JUNEAU — Lawmakers on the House Education Committee on Wednesday approved a bill mandating that students learn the nation’s founding documents before graduating high school. It passed only after a testing requirement was removed from the proposal.
Bill sponsor Rep. Wes Keller, R-Wasilla, said he hoped the bill would improve student’s understanding of civics by requiring them to be taught and tested on the nation’s founding documents.
According to the bill, these documents include the U.S. Constitution, Declaration of Independence, Articles of Confederation, first state constitutions, Federalist Papers, Bill of Rights and others “produced in the founding of our constitutional republic model of government.”
Some committee members objected to the testing requirement in the bill.
“I don’t think it’s going to be the most productive for every school board to have to develop a curriculum,” said Rep. Paul Seaton, R-Homer.
The bill does not specify how the test should be written and did not allow for waivers for students. Seaton said he feared schools would implement a watered-down test simply to get students to graduate.

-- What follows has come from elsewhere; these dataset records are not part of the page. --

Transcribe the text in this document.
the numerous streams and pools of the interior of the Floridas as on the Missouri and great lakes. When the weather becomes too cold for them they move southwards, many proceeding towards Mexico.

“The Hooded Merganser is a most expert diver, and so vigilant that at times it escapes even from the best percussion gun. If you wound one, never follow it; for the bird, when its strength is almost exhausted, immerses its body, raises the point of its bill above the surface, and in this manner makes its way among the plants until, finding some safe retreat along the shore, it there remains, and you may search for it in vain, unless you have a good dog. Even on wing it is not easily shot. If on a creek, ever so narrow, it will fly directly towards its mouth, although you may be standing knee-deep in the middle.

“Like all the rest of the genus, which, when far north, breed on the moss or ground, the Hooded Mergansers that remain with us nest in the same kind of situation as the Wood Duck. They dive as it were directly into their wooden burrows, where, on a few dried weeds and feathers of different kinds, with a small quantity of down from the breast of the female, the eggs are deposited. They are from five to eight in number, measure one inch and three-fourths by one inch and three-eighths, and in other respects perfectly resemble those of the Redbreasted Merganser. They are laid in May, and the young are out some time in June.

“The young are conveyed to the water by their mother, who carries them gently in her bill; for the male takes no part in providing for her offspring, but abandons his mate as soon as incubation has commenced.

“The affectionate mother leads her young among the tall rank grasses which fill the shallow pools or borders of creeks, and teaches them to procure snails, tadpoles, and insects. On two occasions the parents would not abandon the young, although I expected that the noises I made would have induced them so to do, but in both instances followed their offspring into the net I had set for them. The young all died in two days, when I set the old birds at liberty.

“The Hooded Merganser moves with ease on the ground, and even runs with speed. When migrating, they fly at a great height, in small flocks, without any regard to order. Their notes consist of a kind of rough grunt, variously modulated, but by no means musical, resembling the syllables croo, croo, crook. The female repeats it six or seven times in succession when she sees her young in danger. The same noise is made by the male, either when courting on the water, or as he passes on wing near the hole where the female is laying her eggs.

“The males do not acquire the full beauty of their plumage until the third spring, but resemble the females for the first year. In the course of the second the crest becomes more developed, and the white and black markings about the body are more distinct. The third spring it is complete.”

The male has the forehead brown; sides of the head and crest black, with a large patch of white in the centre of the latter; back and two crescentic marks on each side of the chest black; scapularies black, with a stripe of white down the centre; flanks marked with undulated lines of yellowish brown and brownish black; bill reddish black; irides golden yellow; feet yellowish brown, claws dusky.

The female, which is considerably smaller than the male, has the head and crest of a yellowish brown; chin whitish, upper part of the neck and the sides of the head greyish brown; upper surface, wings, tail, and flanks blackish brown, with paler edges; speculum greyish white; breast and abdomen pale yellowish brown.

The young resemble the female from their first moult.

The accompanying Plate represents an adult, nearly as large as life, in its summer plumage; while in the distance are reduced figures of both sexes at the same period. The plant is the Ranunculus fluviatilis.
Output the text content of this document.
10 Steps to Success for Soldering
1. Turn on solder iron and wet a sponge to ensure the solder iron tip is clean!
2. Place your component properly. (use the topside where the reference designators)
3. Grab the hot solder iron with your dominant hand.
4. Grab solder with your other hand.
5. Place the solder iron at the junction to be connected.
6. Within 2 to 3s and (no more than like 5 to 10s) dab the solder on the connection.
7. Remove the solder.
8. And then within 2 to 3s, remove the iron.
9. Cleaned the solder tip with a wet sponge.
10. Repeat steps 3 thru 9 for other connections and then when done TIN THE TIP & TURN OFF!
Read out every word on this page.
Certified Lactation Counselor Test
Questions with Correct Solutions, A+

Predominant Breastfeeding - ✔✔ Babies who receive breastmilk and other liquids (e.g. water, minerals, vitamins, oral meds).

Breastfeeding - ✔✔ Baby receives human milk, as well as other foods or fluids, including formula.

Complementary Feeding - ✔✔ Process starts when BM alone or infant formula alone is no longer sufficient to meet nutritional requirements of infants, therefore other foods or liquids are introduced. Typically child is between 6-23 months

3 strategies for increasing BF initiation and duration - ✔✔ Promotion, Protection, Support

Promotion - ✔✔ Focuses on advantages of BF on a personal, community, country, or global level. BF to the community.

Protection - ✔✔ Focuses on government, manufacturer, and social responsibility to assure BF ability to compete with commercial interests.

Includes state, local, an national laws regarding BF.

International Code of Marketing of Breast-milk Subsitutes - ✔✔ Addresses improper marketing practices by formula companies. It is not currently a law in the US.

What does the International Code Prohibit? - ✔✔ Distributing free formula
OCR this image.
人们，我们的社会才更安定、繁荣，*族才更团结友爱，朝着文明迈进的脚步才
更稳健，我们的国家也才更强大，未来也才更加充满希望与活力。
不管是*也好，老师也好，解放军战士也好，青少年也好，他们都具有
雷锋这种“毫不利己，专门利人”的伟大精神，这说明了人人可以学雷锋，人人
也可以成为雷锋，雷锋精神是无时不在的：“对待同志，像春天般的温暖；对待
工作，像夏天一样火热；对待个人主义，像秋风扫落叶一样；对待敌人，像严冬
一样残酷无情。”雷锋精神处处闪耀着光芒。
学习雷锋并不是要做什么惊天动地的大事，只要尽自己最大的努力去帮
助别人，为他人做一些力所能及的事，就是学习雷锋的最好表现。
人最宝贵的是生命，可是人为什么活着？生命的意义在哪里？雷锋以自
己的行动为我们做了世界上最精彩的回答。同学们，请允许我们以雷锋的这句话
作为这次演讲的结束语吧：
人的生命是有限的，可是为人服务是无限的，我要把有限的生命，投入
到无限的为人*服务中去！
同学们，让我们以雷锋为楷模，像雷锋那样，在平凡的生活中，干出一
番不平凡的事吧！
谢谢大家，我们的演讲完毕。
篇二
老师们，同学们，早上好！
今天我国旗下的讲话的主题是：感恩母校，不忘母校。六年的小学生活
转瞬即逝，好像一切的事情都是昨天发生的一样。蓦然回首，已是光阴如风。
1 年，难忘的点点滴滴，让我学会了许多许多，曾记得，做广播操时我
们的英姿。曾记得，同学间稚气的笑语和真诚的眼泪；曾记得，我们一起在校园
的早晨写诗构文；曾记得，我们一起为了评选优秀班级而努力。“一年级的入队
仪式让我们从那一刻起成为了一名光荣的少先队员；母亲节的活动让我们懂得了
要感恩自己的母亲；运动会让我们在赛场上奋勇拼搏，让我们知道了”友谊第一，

Committee vice chairman Lance Pruitt proposed an amendment that would remove the testing requirement from the bill, which the committee approved by a 5-2 vote.
The amended bill now only requires school districts to develop a curriculum to teach the founding documents.
Keller said he opposed the amendment, saying it would weaken the bill. He said he hopes the testing requirement will be reinstated by a future committee.
House Bill 5 now awaits consideration by the House Finance Committee.